Nov 20 10:14:37 opal dovecot[32592]: imap-login: Disconnected (no auth attempts in 0 secs): user=<>, rip=192.168.0.253, lip=192.168.0.4, TLS handshaking: SSL_accept() failed: error:14094416:SSL routines:ssl3_read_bytes:sslv3 alert certificate unknown: SSL alert number 46, session=<+iujHIe0YJzAqAD9>
Nov 20 10:14:37 opal dovecot[32592]: imap-login: Disconnected (no auth attempts in 0 secs): user=<>, rip=192.168.0.253, lip=192.168.0.4, TLS handshaking: SSL_accept() failed: error:14094416:SSL routines:ssl3_read_bytes:sslv3 alert certificate unknown: SSL alert number 46, session=<TASlHIe0YpzAqAD9>

These errors are caused by GMail access from an Android phone. I remember a similar issue from a few months ago, which was cured by deleting the email account and re-creating it. So that's I did this time, except that the setup process told me the outgoing mail server did not offer STARTTLS. That's not right.

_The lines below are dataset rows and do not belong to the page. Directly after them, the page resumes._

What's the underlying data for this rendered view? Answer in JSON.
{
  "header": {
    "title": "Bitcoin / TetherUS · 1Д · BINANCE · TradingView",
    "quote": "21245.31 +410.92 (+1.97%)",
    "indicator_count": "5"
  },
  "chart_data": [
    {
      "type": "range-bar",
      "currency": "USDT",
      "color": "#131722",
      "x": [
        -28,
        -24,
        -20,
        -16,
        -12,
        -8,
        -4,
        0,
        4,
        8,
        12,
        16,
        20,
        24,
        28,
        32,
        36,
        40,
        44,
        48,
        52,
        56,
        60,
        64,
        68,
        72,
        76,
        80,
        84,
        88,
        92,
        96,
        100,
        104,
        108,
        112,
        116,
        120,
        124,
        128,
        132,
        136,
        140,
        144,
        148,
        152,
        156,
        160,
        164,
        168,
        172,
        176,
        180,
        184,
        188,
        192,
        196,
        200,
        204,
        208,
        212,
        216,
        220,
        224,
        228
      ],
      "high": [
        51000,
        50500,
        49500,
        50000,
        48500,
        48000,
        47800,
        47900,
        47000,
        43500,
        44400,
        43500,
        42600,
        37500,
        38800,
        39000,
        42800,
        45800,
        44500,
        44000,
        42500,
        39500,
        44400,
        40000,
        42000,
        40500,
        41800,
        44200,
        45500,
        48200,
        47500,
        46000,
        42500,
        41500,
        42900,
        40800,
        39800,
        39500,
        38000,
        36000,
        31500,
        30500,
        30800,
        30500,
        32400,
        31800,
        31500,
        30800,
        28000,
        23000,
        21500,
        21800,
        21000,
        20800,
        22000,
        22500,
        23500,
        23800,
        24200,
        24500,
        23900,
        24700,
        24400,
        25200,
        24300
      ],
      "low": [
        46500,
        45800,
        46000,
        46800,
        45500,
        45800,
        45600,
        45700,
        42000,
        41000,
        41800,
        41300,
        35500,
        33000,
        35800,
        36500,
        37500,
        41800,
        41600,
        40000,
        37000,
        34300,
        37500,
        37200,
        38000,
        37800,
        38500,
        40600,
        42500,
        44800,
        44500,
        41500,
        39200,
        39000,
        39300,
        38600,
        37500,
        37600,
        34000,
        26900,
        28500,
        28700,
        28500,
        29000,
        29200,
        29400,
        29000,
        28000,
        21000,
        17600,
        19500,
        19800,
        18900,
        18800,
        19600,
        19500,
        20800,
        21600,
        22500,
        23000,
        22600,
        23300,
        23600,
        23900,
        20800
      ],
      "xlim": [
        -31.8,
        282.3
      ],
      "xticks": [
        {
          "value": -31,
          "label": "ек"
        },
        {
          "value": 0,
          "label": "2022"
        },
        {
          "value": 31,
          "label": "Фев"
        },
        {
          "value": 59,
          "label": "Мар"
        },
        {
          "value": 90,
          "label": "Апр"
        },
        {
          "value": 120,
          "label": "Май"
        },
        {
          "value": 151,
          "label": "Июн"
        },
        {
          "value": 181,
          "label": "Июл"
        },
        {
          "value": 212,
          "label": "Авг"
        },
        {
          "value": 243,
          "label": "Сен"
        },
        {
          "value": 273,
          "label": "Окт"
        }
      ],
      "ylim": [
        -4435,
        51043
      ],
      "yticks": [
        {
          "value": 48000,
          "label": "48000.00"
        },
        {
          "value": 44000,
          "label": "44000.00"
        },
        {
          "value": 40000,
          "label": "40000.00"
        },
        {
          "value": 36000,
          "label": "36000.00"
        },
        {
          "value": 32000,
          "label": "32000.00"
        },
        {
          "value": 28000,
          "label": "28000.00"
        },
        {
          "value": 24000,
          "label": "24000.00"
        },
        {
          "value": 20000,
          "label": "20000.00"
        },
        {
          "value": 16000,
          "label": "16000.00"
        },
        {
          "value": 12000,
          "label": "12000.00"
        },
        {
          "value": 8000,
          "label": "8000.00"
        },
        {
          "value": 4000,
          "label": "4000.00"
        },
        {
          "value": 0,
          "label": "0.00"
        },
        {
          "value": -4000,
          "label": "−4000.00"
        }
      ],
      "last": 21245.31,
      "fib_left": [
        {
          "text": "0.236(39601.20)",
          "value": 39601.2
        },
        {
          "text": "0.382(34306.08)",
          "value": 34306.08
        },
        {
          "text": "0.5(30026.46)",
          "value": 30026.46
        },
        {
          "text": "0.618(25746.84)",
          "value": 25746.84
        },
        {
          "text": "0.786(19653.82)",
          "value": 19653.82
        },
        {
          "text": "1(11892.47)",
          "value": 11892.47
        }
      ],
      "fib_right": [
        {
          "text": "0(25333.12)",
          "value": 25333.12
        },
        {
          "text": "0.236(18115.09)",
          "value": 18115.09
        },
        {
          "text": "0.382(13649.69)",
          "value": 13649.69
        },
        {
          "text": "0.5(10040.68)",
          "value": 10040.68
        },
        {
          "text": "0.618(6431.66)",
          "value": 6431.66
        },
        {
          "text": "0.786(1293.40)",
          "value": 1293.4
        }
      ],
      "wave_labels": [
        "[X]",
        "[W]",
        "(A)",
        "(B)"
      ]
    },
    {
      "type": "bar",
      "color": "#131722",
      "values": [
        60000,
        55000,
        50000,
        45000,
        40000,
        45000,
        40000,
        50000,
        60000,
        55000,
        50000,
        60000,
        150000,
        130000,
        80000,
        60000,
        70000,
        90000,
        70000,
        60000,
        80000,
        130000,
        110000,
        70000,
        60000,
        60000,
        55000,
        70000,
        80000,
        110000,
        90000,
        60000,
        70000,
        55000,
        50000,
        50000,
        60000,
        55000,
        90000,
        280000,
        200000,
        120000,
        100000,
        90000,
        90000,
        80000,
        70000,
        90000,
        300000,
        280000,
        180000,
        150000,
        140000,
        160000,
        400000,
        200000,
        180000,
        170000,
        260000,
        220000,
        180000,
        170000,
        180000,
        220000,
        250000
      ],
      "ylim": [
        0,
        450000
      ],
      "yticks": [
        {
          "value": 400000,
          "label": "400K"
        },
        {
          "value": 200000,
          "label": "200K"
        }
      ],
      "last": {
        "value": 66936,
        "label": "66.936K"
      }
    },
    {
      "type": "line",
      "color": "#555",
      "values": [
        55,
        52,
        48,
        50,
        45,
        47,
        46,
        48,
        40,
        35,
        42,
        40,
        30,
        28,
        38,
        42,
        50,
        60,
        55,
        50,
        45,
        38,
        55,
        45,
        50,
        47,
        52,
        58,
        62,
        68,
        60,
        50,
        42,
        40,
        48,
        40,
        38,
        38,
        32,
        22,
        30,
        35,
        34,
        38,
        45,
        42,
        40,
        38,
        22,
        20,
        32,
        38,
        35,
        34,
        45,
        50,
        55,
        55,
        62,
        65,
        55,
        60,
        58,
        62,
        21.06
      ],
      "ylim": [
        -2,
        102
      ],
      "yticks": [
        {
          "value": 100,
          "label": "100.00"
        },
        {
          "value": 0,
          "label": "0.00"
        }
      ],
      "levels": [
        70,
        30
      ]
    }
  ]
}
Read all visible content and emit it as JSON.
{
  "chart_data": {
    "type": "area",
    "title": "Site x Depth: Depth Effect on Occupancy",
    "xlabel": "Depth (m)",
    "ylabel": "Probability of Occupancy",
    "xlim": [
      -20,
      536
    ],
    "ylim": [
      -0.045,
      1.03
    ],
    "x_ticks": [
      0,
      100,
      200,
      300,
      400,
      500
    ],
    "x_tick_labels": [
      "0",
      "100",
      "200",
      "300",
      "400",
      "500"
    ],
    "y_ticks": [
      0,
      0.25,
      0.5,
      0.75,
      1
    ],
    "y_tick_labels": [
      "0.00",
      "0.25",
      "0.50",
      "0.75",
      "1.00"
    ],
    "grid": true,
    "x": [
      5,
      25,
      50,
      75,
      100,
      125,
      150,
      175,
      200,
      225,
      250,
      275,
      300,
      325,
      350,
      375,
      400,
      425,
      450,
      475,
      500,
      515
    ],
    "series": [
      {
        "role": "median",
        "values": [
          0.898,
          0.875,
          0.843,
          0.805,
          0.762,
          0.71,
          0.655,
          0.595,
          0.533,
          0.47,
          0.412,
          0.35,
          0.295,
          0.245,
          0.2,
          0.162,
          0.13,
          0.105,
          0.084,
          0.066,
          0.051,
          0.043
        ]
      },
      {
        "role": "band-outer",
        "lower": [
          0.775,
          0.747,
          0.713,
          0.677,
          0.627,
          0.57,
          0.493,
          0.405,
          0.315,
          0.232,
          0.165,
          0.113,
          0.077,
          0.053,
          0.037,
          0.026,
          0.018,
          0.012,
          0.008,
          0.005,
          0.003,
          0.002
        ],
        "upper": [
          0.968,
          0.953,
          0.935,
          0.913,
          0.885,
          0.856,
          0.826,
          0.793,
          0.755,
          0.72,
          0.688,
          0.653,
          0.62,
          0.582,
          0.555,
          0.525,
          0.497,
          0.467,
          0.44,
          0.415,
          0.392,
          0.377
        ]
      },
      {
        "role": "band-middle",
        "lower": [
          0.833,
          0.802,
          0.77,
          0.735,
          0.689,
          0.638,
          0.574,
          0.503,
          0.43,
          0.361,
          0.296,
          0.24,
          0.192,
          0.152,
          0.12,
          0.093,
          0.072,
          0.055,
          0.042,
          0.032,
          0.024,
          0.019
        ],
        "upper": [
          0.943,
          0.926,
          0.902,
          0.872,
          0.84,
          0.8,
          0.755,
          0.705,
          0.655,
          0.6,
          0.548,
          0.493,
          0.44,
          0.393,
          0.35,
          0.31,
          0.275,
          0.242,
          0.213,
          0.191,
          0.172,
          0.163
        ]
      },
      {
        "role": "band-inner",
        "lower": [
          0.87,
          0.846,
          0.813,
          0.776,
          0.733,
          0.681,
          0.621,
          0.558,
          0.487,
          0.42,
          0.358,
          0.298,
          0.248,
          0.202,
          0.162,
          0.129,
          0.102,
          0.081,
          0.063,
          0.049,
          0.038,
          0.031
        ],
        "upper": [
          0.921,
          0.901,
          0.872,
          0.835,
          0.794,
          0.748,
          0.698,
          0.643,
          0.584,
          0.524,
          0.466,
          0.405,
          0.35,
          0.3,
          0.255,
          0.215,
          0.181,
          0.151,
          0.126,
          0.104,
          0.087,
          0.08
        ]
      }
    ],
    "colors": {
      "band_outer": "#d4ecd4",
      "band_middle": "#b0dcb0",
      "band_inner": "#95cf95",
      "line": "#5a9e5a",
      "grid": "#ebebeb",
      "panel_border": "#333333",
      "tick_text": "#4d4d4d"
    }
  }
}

However, GMail was right...

  [mark@opal:~]$ telnet localhost 25
  Trying 127.0.0.1...
  Connected to localhost.
  Escape character is '^]'.
  220 opal.hydrus.org.uk ESMTP Sendmail 8.16.1/8.16.1; Fri, 20 Nov 2020 10:41:41 GMT
  EHLO localhost
  250-opal.hydrus.org.uk Hello localhost [127.0.0.1], pleased to meet you
  250-ENHANCEDSTATUSCODES
  250-PIPELINING
  250-8BITMIME
  250-SIZE
  250-DSN
  250-ETRN
  250-AUTH DIGEST-MD5 CRAM-MD5
  250-DELIVERBY
  250 HELP
  QUIT
  221 2.0.0 opal.hydrus.org.uk closing connection
  Connection closed by foreign host.

No STARTTLS capability was being shown. I restarted the sendmail service many times by now, so that I actually managed to spot the error:

  Nov 20 12:04:20 opal sm-mta[88853]: STARTTLS=server, error: SSL_CTX_check_private_key failed (PATHNAME ELIDED): 0

Sendmail was showing STARTTLS on crimson, the backup server, so I compared configurations. I found a key difference in the sendmail configuration file (<machine_name>.mc):

crimson

  define(`confSERVER_CERT', `CERT_DIR/cert.pem')dnl

opal

  define(`confSERVER_CERT', `CERT_DIR/chain.pem')dnl

Yet another shoot footing incident. I must have changed this sometime in the past for reasons I can no longer remember and hadn't noticed the effect. Shows how often I send mail out from a remote client using hydrus.org.uk.

Now, the fullchain.pem file is used to supply the SERVER_CERT and all is good.

At present, Cloudflare is resolving bl.spamcop.net without error, but there does seem to be a small delay after the address is returned in nslookup.